Article 40 (2) EU AI Act on future concretizing standards, including on resource consumption, also refers to AI models, but is not relevant because it is not a high-risk AI system in the present case.
Unlike high-risk AI systems, the chatbot studied here does not have to be entered into a database. It also doesn’t need to be reported or reported elsewhere – especially since it’s not a regulated industry in which it’s used. In this respect, the question arises as to how compliance will be checked in these and comparable cases in the future. The answer could be as follows: For example, if a complainant (Article 85 EU AI Act) or a whistleblower gives rise to it (Article 87 EU AI Act). With regard to the expected punishment of violations, one should also consider the European comparison with the GDPR .
8. Conclusion
Even if not all of the aspects outlined above may apply in individual cases, it is clear that the chatbot, as perhaps one of the most important economic AI applications, can cause a lot of regulatory effort despite the classification as “medium risk”.

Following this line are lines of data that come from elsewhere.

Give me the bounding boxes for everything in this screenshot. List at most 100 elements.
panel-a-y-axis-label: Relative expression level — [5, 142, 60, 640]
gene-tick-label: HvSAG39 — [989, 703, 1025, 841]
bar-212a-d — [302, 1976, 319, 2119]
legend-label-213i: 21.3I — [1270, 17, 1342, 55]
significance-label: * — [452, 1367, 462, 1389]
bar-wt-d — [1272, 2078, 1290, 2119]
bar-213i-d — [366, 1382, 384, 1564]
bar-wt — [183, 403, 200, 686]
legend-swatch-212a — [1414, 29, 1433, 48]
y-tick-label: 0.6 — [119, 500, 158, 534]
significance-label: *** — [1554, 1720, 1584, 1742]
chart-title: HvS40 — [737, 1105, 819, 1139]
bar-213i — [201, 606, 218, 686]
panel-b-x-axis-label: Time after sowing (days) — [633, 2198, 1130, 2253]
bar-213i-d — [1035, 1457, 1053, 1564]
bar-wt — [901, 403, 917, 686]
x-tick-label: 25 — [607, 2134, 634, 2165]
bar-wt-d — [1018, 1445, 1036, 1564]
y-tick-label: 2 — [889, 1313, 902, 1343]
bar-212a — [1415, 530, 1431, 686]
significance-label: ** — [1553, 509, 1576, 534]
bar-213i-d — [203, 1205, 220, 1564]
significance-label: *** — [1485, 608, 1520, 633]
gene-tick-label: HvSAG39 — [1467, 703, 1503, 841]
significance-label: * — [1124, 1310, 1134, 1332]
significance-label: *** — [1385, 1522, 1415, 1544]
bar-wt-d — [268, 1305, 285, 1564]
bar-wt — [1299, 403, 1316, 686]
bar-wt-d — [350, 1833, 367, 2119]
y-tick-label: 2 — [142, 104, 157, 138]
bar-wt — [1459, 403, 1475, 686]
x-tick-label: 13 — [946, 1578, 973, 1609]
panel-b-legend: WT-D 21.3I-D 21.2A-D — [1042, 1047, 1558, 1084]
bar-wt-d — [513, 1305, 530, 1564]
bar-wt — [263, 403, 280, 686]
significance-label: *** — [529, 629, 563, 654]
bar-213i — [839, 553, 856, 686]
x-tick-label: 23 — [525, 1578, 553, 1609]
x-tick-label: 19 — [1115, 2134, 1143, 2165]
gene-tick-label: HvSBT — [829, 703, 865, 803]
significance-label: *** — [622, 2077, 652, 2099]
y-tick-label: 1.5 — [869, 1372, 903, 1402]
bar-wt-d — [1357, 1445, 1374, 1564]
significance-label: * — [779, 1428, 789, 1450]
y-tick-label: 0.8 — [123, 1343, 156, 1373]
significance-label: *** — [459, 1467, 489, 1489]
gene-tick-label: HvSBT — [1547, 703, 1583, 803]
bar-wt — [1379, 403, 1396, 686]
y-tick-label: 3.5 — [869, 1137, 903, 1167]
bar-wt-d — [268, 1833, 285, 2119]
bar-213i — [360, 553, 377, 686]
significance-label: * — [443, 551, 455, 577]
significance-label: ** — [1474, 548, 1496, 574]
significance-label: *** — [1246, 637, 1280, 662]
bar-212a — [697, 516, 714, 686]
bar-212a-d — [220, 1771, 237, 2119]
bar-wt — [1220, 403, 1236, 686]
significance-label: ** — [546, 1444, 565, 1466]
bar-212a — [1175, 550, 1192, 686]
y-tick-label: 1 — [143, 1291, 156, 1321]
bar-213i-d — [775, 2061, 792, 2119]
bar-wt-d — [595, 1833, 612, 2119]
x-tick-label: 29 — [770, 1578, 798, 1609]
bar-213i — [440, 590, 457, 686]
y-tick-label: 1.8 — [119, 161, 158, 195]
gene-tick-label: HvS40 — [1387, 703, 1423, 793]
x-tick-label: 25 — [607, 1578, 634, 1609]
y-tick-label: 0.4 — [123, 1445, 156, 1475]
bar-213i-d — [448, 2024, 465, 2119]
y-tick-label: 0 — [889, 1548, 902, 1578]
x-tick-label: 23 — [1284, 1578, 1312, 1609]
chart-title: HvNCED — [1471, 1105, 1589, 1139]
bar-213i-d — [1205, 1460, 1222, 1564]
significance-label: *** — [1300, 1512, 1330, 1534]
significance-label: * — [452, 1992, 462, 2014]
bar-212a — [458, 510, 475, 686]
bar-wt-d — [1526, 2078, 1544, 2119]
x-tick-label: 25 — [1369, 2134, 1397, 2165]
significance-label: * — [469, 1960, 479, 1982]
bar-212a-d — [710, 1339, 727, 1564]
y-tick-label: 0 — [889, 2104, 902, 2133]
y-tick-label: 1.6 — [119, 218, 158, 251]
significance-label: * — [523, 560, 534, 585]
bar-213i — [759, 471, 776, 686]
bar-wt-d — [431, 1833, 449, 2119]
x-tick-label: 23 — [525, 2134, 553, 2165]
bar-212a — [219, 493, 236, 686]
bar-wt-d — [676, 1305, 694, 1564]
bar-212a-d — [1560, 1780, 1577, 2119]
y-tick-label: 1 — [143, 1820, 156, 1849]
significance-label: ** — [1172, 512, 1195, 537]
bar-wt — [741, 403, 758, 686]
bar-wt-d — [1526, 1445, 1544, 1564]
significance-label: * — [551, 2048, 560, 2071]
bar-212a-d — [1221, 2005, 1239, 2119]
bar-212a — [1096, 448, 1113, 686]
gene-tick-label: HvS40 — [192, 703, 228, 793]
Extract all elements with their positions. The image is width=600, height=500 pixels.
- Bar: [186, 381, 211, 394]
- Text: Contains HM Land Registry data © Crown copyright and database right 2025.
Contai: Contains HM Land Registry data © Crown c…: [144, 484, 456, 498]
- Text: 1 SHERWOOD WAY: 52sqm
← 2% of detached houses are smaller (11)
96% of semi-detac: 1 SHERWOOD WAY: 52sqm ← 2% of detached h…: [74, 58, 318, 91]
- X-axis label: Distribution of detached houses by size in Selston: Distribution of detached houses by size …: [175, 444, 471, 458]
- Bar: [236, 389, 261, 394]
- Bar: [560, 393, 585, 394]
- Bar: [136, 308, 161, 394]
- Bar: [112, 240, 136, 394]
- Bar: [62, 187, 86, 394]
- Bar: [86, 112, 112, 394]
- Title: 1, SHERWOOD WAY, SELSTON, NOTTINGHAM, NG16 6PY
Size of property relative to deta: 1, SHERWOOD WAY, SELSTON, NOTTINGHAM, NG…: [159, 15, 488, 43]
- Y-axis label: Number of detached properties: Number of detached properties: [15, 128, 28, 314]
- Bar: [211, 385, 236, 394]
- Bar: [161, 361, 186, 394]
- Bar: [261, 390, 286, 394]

This is especially the case when AI models are used within the AI value chain with (potentially multiple) downstream providers. If it is also AI models that include systemic risks, it becomes particularly challenging. AI models based on open source, on the other hand, can significantly reduce the effort in this regard in various areas. The article also makes it clear, among other things, that both IT companies and their customers should already consider or check all aspects that must be implemented in one way or another after the expiry of the respective transitional periods.
As you can see, there can be a lot for chat operators! In addition to the legal aspects outlined above, downstream providers also have a significant influence on business models and ROI calculations – especially for IT companies. Since it is currently still a bit too early to want to evaluate all relevant aspects, it is definitely advisable to talk to customers at an early stage about the design of long-term contracts, and under what circumstances which scenarios are likely to appear. For example, it can make sense to conduct a pilot with an instance of the IT company and implement the final solution directly at the customer’s site in order to avoid downstream provider constellations. As is so often the case, the individual case often decides.